Chapter 6 goes on to address indications for surgery for NBPP. The indications for surgical nerve reconstruction in NBPP vary widely among different practitioners. However, most agree that early nerve reconstruction should be recommended for panplexopathy and preganglionic nerve root lesions. Overall, infants who sustain NBPP have a good prognosis, with the majority recovering adequate functional use of the affected arm without surgical intervention. Early occupational and physical therapy can support spontaneous recovery of function and minimize musculoskeletal comorbidities. Given recent and continuing improvements in surgical and conservative treatments, early referral to a specialty care center can improve overall outcomes after NBPP.
The report reviews the peer-reviewed and other pertinent literature on NBPP with special emphasis on its pathophysiology and causation. Some strategies that demonstrate either a reduction in NBPP or an increased rate of successful resolution of shoulder dystocia are included, but the work does not present comprehensive management strategies. Moreover, no single management strategy is viewed as preferable.

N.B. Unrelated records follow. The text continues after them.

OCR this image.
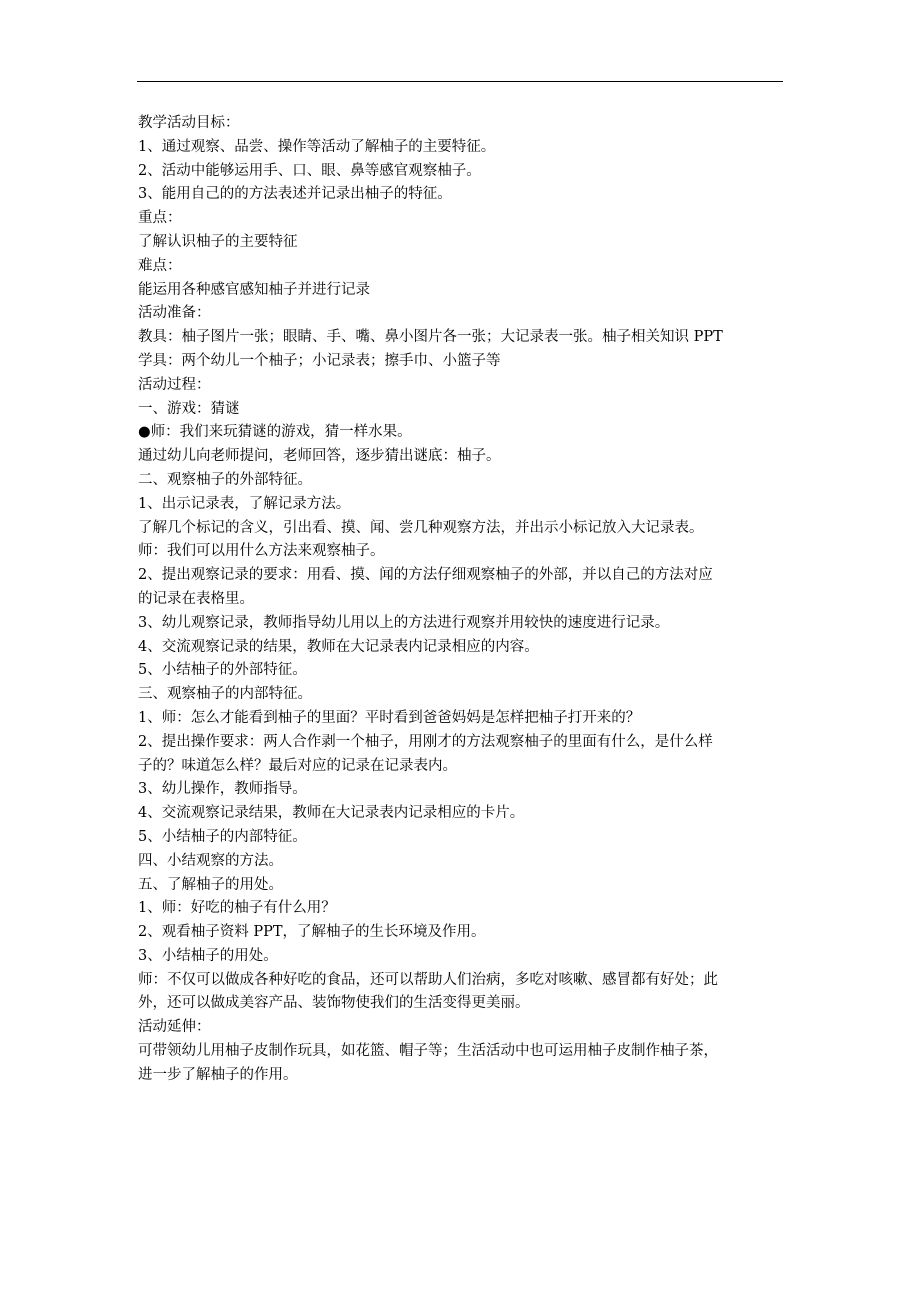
教学活动目标：

1、通过观察、品尝、操作等活动了解柚子的主要特征。

2、活动中能够运用手、口、眼、鼻等感官观察柚子。

3、能用自己的的方法表述并记录出柚子的特征。

重点：

了解认识柚子的主要特征

难点：

能运用各种感官感知柚子并进行记录

活动准备：

教具：柚子图片一张；眼睛、手、嘴、鼻小图片各一张；大记录表一张。柚子相关知识 PPT

学具：两个幼儿一个柚子；小记录表；擦手巾、小篮子等

活动过程：

一、游戏：猜谜

●师：我们来玩猜谜的游戏，猜一样水果。

通过幼儿向老师提问，老师回答，逐步猜出谜底：柚子。

二、观察柚子的外部特征。

1、出示记录表，了解记录方法。

了解几个标记的含义，引出看、摸、闻、尝几种观察方法，并出示小标记放入大记录表。

师：我们可以用什么方法来观察柚子。

2、提出观察记录的要求：用看、摸、闻的方法仔细观察柚子的外部，并以自己的方法对应

的记录在表格里。

3、幼儿观察记录，教师指导幼儿用以上的方法进行观察并用较快的速度进行记录。

4、交流观察记录的结果，教师在大记录表内记录相应的内容。

5、小结柚子的外部特征。

三、观察柚子的内部特征。

1、师：怎么才能看到柚子的里面？平时看到爸爸妈妈是怎样把柚子打开来的？

2、提出操作要求：两人合作剥一个柚子，用刚才的方法观察柚子的里面有什么，是什么样

子的？味道怎么样？最后对应的记录在记录表内。

3、幼儿操作，教师指导。

4、交流观察记录结果，教师在大记录表内记录相应的卡片。

5、小结柚子的内部特征。

四、小结观察的方法。

五、了解柚子的用处。

1、师：好吃的柚子有什么用？

2、观看柚子资料 PPT，了解柚子的生长环境及作用。

3、小结柚子的用处。

师：不仅可以做成各种好吃的食品，还可以帮助人们治病，多吃对咳嗽、感冒都有好处；此

外，还可以做成美容产品、装饰物使我们的生活变得更美丽。

活动延伸：

可带领幼儿用柚子皮制作玩具，如花篮、帽子等；生活活动中也可运用柚子皮制作柚子茶，

进一步了解柚子的作用。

The primary objective in the presence of clinically recognizable shoulder dystocia continues to be the delivery of the fetus before the fetal brain experiences hypoxic–ischemic injury. Any intervention to effect delivery must necessarily balance the risk of using ancillary maneuvers, which will increase strain on the fetus’ brachial plexus, against the risk of hypoxic–ischemic brain injury. The birth attendant is the individual best equipped to assess this balance and decide on the type and degree of intervention.
Significant advances have been made in the science of biomedical engineering that have informed this document and that will continue to increase the understanding of the mechanical forces that affect the fetus during labor and delivery. In the years to come, the greater sophistication of physical and computer models will enhance the ability to assess the effects of both endogenous forces of labor and delivery and exogenous forces generated by the birth attendant in facilitating an obstructed delivery.
The task force recognizes that knowledge about NBPP is continually evolving. What is known at this time with reasonable medical certainty is that NBPP occurs infrequently and can be caused by maternal (endogenous) forces or clinician-applied (exogenous) forces or a combination of both. Similarly, NBPP can occur with or without associated, clinically recognizable shoulder dystocia. Finally, in the presence of shoulder dystocia, all intervention by way of ancillary maneuvers—no matter how expertly performed—will necessarily increase strain on the brachial plexus.